In the January 1995 issue of Movieline magazine, Susan Sarandon revealed she was very nervous before doing the infamous oral sex scene with James Spader.

== Home media ==
White Palace was released on VHS on March 21, 1991 & released on Laserdisc in 1993 by MCA/Universal Home Video. GoodTimes Entertainment released the film via DVD on May 1, 2001. The DVD was released on March 1, 2005, from Universal's Studio Collections after the DVD release in UK. The Blu-ray was released on October 30, 2017, in United Kingdom (which was never released in United States) by Fabulous Films Limited. Alliance Entertainment put out the film on Blu-ray in the United States on June 23, 2026.

== Reception ==
White Palace received mixed reviews from critics. On Rotten Tomatoes, it has a 48% approval rating based on 29 reviews, with an average score of 5.8/10. Metacritic, which uses a weighted average, assigned the a score of 66 out of 100, based on 21 critics, indicating "generally favorable" reviews.

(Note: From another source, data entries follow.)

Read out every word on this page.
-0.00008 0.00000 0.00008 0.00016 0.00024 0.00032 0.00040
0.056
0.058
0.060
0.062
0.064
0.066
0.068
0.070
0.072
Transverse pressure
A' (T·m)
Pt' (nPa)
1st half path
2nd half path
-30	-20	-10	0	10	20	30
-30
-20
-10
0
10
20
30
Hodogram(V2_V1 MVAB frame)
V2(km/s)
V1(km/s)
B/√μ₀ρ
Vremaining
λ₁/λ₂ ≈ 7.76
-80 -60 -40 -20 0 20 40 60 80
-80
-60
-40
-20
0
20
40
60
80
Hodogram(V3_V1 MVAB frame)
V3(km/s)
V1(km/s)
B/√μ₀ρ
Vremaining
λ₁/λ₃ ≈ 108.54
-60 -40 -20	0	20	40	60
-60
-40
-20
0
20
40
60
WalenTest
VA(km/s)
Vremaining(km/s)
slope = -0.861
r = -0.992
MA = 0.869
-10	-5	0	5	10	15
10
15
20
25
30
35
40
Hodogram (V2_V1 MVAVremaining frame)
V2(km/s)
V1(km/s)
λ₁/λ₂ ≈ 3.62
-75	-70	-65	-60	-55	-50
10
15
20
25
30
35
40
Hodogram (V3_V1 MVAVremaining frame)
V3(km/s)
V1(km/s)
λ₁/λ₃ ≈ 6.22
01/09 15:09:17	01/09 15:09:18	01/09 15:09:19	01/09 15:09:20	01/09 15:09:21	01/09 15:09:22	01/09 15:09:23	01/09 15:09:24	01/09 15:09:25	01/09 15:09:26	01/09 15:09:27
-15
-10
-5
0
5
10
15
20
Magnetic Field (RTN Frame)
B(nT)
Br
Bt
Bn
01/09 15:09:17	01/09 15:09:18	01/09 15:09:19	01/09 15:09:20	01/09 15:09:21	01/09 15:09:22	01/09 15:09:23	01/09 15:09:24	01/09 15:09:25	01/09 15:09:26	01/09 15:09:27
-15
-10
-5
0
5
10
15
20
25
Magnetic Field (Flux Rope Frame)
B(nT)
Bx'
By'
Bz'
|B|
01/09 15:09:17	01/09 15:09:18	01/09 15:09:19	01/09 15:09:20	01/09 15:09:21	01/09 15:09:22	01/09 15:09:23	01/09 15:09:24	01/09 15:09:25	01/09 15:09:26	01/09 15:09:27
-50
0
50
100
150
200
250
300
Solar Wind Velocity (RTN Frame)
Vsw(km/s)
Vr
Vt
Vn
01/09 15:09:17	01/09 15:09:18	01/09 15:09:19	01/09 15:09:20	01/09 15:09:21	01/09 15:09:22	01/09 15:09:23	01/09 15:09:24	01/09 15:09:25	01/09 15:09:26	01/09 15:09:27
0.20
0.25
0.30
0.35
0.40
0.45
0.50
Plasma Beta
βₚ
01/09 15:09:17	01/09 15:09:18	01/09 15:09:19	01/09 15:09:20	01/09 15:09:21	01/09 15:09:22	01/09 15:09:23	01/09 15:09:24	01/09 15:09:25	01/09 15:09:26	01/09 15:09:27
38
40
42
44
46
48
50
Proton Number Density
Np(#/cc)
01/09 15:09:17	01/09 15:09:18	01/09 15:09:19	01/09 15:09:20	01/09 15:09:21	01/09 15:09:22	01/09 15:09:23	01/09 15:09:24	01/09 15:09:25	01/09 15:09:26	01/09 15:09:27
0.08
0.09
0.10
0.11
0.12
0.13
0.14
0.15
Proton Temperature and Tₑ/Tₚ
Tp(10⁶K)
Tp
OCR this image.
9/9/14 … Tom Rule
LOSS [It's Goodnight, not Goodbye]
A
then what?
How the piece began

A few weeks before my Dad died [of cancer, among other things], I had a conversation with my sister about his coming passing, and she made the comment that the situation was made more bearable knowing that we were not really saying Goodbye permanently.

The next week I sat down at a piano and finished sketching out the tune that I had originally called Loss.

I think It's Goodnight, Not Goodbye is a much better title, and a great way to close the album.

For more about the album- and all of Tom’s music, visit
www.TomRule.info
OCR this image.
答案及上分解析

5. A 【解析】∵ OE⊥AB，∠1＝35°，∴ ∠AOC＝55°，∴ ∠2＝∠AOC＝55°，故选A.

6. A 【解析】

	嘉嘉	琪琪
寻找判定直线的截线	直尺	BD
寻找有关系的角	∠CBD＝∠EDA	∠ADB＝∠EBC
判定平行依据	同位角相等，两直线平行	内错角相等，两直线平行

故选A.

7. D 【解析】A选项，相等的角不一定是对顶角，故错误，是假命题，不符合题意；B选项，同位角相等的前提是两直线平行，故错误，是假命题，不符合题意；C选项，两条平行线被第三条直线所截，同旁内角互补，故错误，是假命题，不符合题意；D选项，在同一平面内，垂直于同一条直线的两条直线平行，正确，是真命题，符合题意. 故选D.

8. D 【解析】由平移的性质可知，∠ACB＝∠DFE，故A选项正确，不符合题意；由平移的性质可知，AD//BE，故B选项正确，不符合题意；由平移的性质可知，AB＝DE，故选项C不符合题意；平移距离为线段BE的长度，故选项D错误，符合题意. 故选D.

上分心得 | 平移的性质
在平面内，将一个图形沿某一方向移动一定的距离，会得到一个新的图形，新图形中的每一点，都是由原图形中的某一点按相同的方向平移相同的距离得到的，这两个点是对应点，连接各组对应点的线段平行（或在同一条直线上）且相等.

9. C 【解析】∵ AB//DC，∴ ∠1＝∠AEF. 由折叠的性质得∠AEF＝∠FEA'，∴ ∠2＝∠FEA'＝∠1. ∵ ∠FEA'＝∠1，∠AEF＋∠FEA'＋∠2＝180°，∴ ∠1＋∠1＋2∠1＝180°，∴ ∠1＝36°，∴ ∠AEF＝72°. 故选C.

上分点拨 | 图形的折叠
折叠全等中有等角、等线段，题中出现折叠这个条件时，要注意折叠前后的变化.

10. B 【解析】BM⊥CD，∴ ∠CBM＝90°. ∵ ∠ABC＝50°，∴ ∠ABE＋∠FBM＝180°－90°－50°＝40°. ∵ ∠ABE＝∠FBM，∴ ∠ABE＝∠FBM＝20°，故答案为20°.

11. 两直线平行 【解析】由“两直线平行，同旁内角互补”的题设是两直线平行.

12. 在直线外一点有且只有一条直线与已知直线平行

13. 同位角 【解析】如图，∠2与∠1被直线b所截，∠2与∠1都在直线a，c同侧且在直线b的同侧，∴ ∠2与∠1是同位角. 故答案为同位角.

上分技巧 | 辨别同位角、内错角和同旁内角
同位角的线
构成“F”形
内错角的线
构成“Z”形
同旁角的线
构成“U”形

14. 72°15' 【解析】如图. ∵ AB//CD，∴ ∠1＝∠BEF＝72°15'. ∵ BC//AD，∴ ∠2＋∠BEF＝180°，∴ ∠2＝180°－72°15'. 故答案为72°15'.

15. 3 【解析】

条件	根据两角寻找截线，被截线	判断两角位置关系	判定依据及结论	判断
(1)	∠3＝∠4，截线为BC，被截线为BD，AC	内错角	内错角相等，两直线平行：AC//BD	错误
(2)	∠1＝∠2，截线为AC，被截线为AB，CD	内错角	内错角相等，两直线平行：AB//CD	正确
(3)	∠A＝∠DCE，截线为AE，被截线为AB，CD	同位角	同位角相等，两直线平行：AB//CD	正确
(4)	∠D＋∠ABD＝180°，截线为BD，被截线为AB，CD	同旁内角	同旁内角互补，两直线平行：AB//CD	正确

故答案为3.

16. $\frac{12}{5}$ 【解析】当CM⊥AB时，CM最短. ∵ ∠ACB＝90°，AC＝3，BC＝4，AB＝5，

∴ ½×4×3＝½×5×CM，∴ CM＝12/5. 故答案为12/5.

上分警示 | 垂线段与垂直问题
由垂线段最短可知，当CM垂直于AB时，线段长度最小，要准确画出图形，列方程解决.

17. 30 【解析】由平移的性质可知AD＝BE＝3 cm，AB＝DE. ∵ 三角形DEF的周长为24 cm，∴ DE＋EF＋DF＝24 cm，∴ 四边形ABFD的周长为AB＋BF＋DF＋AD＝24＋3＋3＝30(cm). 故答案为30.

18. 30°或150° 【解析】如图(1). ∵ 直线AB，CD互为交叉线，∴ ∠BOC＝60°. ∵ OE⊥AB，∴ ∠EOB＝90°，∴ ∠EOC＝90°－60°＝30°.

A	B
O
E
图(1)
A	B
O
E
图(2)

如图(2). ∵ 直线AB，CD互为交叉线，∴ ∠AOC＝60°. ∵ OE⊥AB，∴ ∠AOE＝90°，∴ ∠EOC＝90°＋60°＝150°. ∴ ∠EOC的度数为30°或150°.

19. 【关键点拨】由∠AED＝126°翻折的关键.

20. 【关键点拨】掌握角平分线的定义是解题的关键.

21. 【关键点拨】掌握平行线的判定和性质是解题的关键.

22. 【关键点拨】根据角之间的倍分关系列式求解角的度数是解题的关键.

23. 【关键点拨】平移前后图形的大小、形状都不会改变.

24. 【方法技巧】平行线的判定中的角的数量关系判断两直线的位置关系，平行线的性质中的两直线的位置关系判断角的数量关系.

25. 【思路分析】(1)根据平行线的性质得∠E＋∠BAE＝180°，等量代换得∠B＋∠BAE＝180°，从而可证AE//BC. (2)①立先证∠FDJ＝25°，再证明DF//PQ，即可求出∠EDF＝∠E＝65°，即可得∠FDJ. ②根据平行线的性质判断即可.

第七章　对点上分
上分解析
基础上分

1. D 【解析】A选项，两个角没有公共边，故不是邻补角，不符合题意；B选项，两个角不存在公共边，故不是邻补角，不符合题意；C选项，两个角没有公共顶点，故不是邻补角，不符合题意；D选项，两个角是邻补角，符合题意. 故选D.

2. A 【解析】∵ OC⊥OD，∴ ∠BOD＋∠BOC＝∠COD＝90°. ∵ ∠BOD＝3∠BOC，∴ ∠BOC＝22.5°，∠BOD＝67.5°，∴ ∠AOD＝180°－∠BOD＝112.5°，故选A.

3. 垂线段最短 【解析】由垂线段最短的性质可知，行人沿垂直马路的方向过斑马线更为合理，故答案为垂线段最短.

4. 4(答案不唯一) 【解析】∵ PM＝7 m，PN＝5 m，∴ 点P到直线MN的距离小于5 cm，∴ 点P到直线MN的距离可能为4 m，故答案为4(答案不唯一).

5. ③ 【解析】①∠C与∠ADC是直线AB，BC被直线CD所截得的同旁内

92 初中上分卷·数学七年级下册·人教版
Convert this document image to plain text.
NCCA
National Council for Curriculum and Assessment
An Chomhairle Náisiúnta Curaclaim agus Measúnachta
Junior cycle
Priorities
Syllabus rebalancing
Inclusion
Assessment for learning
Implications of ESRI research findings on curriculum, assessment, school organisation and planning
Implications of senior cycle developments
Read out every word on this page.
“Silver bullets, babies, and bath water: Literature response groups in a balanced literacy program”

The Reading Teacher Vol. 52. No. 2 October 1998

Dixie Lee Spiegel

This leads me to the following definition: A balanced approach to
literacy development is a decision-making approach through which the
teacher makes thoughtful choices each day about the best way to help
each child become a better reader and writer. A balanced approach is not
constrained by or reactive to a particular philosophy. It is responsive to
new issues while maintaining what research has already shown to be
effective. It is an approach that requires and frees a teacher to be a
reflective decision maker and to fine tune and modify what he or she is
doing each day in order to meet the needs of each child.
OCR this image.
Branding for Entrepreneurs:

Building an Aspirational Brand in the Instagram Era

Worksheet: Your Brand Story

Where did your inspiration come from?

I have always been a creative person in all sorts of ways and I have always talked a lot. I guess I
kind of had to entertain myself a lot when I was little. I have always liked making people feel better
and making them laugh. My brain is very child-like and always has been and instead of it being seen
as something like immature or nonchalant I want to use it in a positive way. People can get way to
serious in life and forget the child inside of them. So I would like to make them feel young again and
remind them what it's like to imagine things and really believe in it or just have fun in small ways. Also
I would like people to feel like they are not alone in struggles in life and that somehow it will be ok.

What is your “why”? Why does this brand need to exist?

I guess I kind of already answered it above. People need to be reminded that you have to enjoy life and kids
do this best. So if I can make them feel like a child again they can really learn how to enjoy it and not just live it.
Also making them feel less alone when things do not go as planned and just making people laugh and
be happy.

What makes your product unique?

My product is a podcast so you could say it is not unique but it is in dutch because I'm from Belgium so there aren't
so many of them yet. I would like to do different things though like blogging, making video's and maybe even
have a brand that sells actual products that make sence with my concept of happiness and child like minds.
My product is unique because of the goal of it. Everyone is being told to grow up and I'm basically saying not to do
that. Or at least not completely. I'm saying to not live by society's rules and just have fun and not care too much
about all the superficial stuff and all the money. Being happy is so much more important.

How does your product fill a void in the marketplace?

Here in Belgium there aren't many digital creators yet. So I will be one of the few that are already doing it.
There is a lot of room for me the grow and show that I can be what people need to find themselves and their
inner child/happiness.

Roger Ebert wrote that the film is at its best when exploring the two main leads' "nonconforming relationship" outside of their social circles and suffers when going through the "same sappy romantic clichés as countless other love stories." He concluded: "And yet there's a lot that's good in "White Palace," involving the heart as well as the mind." Gene Siskel of the Chicago Tribune wrote that "the film manages to avoid the more interesting problem area of what will happen to the couple once they decide to settle down and live openly together. Both principals, however, are good in their limited roles." Entertainment Weeklys Owen Gleiberman gave the film a "B−" grade, calling it "yet another bogus movie about class differences" that wants its audience to laugh at the characters' "most superficial traits", but praised Spader and Sarandon for bringing "a shaggy sense of fun" to their roles, saying they "make White Palace worth seeing, but too often they're fighting the movie's smugness." Janet Maslin of The New York Times was critical of the "unconvincing" production design of the "nouveau riche" and "squalid" sides of St. Louis and the "badly cast" supporting characters for diminishing the overall plot, but gave praise to Spader and Sarandon for elevating the "many preconceptions and clichés" throughout the material, highlighting the latter for giving "a zesty, spirited, fully formed performance".